Outreach magazine publishes an issue each year featuring the most innovative churches in America. These churches aren’t just big ones either, and the editors are looking for small churches that do things in an innovative way. What makes the difference in an innovative church and everybody else? These five things:
- New eyes. Innovative churches see things differently. They dissect situations, problems, concerns, and programs to get to the core. They ask the difficult questions like “Why are we doing this?” and “How can we do this better?”
- New opportunities. Everybody saw the internet, and most churches built websites. But LifeChurch.tv saw the internet as core to their mission, and developed a whole set of tools around the idea that people could actually connect to their church online first. Maybe some other church did it first, but LifeChurch.tv created a model others could adopt.
- New approaches. I’m reading Mark DeYmaz book, Building A Healthy Multi-Ethnic Church. Mark shows others how multi-ethnic congregations are intentional, not accidental, and gives concrete principles to guide new or existing congregations toward inclusion and diversity.
- New expressions. Jonny Baker posts about new “worship tricks” regularly. Tall Skinny Kiwi writes about their new social enterprise called The Sorting Room. Other churches are taking drama to the streets, living as neighbors with the poor, and expressing faith in new ways.

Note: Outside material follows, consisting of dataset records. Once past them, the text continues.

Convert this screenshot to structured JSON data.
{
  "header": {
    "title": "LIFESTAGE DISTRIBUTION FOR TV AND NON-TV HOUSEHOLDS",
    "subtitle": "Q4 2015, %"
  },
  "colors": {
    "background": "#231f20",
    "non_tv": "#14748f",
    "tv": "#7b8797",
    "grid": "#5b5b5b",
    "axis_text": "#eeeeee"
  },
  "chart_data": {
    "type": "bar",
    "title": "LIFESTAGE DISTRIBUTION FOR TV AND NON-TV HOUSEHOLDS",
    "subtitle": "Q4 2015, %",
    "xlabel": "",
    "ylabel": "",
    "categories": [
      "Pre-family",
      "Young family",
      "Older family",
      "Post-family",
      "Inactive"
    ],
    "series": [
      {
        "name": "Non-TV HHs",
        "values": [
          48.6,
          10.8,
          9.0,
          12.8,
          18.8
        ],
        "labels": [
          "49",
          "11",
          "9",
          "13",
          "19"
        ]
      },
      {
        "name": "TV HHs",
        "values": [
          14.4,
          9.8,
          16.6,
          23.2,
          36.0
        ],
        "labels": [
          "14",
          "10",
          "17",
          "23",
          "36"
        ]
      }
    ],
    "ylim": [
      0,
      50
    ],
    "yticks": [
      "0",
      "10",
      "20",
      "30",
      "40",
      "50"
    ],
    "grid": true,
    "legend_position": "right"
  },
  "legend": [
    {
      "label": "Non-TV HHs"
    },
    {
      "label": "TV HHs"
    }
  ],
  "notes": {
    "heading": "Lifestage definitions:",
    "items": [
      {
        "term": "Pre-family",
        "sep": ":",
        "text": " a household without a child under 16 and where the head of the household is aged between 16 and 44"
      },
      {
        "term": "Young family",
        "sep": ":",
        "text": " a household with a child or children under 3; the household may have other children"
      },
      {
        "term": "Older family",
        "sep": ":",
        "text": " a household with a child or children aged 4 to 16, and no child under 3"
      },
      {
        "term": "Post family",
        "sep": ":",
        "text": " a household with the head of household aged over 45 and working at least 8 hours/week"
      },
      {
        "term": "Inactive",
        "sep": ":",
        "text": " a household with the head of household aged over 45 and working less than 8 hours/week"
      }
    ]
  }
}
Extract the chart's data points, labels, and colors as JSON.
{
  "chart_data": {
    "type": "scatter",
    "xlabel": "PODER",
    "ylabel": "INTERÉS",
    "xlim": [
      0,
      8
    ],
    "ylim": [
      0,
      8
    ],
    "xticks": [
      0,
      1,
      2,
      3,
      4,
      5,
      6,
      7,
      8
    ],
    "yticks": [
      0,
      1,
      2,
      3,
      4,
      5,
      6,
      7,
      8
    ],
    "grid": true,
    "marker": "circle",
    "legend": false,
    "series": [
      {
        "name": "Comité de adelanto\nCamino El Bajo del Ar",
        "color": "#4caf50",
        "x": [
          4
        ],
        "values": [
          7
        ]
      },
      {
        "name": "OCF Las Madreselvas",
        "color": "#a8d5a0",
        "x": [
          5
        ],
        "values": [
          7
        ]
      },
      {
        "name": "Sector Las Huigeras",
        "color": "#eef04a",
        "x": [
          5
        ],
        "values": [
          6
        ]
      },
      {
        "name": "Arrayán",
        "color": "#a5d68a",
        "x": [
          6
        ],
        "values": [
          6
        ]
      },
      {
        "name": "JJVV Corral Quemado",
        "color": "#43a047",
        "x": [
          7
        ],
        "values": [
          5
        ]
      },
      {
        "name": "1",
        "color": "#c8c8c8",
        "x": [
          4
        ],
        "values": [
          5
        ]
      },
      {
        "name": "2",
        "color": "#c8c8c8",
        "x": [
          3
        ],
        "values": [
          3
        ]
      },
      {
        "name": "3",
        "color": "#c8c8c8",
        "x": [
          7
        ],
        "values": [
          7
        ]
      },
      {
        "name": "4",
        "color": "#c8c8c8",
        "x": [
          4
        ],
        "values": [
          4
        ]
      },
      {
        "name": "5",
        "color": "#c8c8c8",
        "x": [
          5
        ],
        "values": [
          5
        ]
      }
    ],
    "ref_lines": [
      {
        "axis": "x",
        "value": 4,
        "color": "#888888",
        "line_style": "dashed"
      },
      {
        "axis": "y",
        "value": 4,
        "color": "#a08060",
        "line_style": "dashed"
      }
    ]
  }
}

- New permission. Innovators give the rest of us permission to follow their lead. They take the risk for blazing the trail, and the rest of us can follow or modify their efforts. But innovators break new ground, chart new territories, and give the rest of us cover to try new things. When Rich Cizik, vp for the National Association of Evangelicals, stuck his neck out to say that evangelicals should be concerned about the environment, too, he gave cover to a bunch of folks just waiting for someone to take the lead on that topic.